Otuzlarında olduğunu tahmin ettiğim sarışın ve tatlı kadın hoca bana döndü ve konuşmaya başladı. "Hoşgeldin Aselciğim. Ben matematik öğretmenin Hazal Yıdlız. Bir de sen bir kısaca tanıt kendini ve duvar tarafında ki en arka sıraya geç."

"Ben Asel. Asel Kara. Buraya Bilgin kolejinden geliyorum. Bu kadar. Sizin sormak istediğiniz birşey varsa cevaplayabilirim." dedim ve sınıfta kısa bir göz gezdirdim. Ama gözüme ise tek takılan kolidorda soru sorduğum umrumda olmayan cool çocuk olmuştu.

Pencere tarafında en arkadaki sırada oturmuş ve arkasına yaslanmış dikkatle beni inceliyordu.

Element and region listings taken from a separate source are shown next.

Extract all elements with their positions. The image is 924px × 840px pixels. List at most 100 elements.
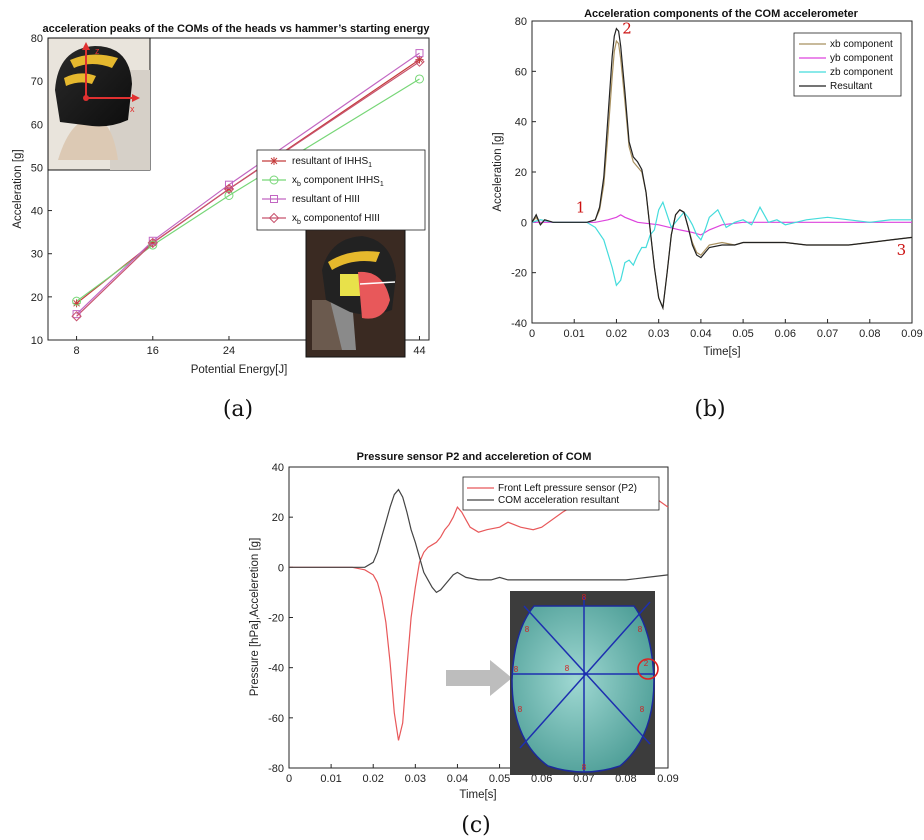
x-tick-label: 0.05 bbox=[732, 328, 753, 340]
legend-entry: xb component IHHS1 bbox=[292, 175, 384, 188]
x-tick-label: 0 bbox=[286, 773, 292, 785]
series-line-2 bbox=[76, 52, 420, 315]
legend-entry: Front Left pressure sensor (P2) bbox=[498, 483, 637, 494]
series-line-3 bbox=[76, 61, 420, 317]
x-tick-label: 0.08 bbox=[859, 328, 880, 340]
x-tick-label: 8 bbox=[74, 345, 80, 357]
data-point bbox=[71, 311, 82, 322]
x-tick-label: 0.06 bbox=[531, 773, 552, 785]
chart-b-ylabel: Acceleration [g] bbox=[492, 132, 504, 211]
x-tick-label: 0.06 bbox=[775, 328, 796, 340]
chart-c-ticks: 0 0.01 0.02 0.03 0.04 0.05 0.06 0.07 0.08 0.09 -80… bbox=[268, 462, 679, 785]
sensor-label: 8 bbox=[525, 625, 530, 634]
series-line-1 bbox=[289, 488, 669, 594]
x-tick-label: 44 bbox=[413, 345, 425, 357]
chart-b: Acceleration components of the COM accel… bbox=[492, 8, 923, 358]
panel-label-a: (a) bbox=[223, 397, 253, 422]
chart-c-ylabel: Pressure [hPa],Acceleretion [g] bbox=[249, 538, 261, 697]
data-point bbox=[269, 175, 279, 185]
chart-b-xlabel: Time[s] bbox=[703, 346, 740, 358]
chart-c-title: Pressure sensor P2 and acceleretion of C… bbox=[357, 451, 592, 463]
chart-c-series bbox=[289, 488, 669, 741]
y-tick-label: 20 bbox=[272, 512, 284, 524]
head-sensor-inset: 8 8 8 8 8 8 8 8 2 bbox=[510, 591, 659, 775]
x-tick-label: 0.07 bbox=[817, 328, 838, 340]
y-tick-label: -80 bbox=[268, 763, 284, 775]
x-tick-label: 0.08 bbox=[615, 773, 636, 785]
y-tick-label: 60 bbox=[31, 119, 43, 131]
chart-b-legend: xb component yb component zb component Resu… bbox=[793, 32, 902, 97]
legend-entry: Resultant bbox=[830, 81, 872, 92]
series-line-1 bbox=[532, 214, 912, 236]
x-tick-label: 0.09 bbox=[901, 328, 922, 340]
data-point bbox=[147, 237, 158, 249]
legend-entry: resultant of IHHS1 bbox=[292, 156, 372, 169]
legend-entry: yb component bbox=[830, 53, 893, 64]
legend-entry: resultant of HIII bbox=[292, 194, 360, 205]
data-point bbox=[414, 74, 424, 84]
y-tick-label: -40 bbox=[268, 663, 284, 675]
data-point bbox=[72, 296, 82, 306]
y-tick-label: 70 bbox=[31, 76, 43, 88]
y-tick-label: 30 bbox=[31, 249, 43, 261]
y-tick-label: -60 bbox=[268, 713, 284, 725]
x-tick-label: 0.05 bbox=[489, 773, 510, 785]
chart-c: Pressure sensor P2 and acceleretion of C… bbox=[249, 451, 679, 801]
sensor-label: 8 bbox=[640, 705, 645, 714]
y-tick-label: 20 bbox=[31, 292, 43, 304]
panel-label-c: (c) bbox=[461, 813, 491, 838]
svg-text:x: x bbox=[130, 104, 135, 114]
y-tick-label: 40 bbox=[272, 462, 284, 474]
x-tick-label: 0.02 bbox=[363, 773, 384, 785]
y-tick-label: -40 bbox=[511, 318, 527, 330]
y-tick-label: 80 bbox=[515, 16, 527, 28]
data-point bbox=[268, 212, 280, 224]
data-point bbox=[270, 195, 278, 203]
x-tick-label: 0.04 bbox=[447, 773, 468, 785]
chart-a-legend: resultant of IHHS1 xb component IHHS1 resu… bbox=[256, 149, 426, 231]
chart-a-ticks: 8 16 24 44 10 20 30 40 50 60 70 80 bbox=[31, 33, 426, 357]
series-line-2 bbox=[531, 200, 912, 287]
data-point bbox=[148, 236, 157, 245]
y-tick-label: 40 bbox=[31, 206, 43, 218]
y-tick-label: 10 bbox=[31, 335, 43, 347]
dummy-head-photo-inset bbox=[305, 228, 406, 358]
svg-text:z: z bbox=[95, 46, 100, 56]
chart-a-title: acceleration peaks of the COMs of the he… bbox=[43, 23, 431, 35]
y-tick-label: -20 bbox=[268, 613, 284, 625]
legend-entry: xb componentof HIII bbox=[292, 213, 380, 226]
data-point bbox=[270, 157, 278, 165]
data-point bbox=[414, 56, 425, 67]
y-tick-label: 80 bbox=[31, 33, 43, 45]
annotation-label: 3 bbox=[897, 241, 907, 259]
x-tick-label: 0.01 bbox=[320, 773, 341, 785]
chart-b-series bbox=[531, 27, 913, 311]
legend-entry: COM acceleration resultant bbox=[498, 495, 619, 506]
chart-c-legend: Front Left pressure sensor (P2)COM accel… bbox=[462, 476, 660, 511]
sensor-label: 8 bbox=[582, 763, 587, 772]
data-point bbox=[72, 310, 81, 319]
series-line-3 bbox=[531, 27, 913, 311]
x-tick-label: 0 bbox=[529, 328, 535, 340]
gray-arrow-icon bbox=[446, 660, 512, 696]
data-point bbox=[224, 190, 234, 200]
chart-c-xlabel: Time[s] bbox=[459, 789, 496, 801]
x-tick-label: 24 bbox=[223, 345, 235, 357]
y-tick-label: 0 bbox=[278, 562, 284, 574]
series-line-1 bbox=[76, 78, 420, 302]
y-tick-label: -20 bbox=[511, 268, 527, 280]
chart-b-title: Acceleration components of the COM accel… bbox=[584, 8, 859, 20]
legend-entry: xb component bbox=[830, 39, 893, 50]
chart-a-series bbox=[71, 49, 425, 322]
x-tick-label: 0.03 bbox=[405, 773, 426, 785]
x-tick-label: 0.02 bbox=[606, 328, 627, 340]
x-tick-label: 0.04 bbox=[690, 328, 711, 340]
x-tick-label: 0.01 bbox=[564, 328, 585, 340]
sensor-label: 2 bbox=[644, 659, 649, 668]
y-tick-label: 20 bbox=[515, 167, 527, 179]
chart-b-annotations: 1 2 3 bbox=[576, 20, 906, 259]
y-tick-label: 40 bbox=[515, 117, 527, 129]
data-point bbox=[224, 180, 233, 189]
annotation-label: 1 bbox=[576, 198, 586, 216]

O sırada ise dikkatimi dağıtan şey orta sıralardan bir kızın sorduğu soru olmuştu.

"İsminin anlamı ne ?"

"İsmim arapça kökenli ve Türkçesi hoş demek. Aynı zamanda da arapçada bal demek. Yani anlayacağın iki anlamı da benim gibi mükemmel." dedim ve küçük bir kahkaha attım.

Egodan nefret ederdim ve bazen böyle sahte ego kasmaları falan yapardım ama sonra kendimi tutamaz ve gülerdim.

Karşımda ki kız da beni anlamış olacak ki o ve sınıftaki bir kaç kişi daha gülmüştü.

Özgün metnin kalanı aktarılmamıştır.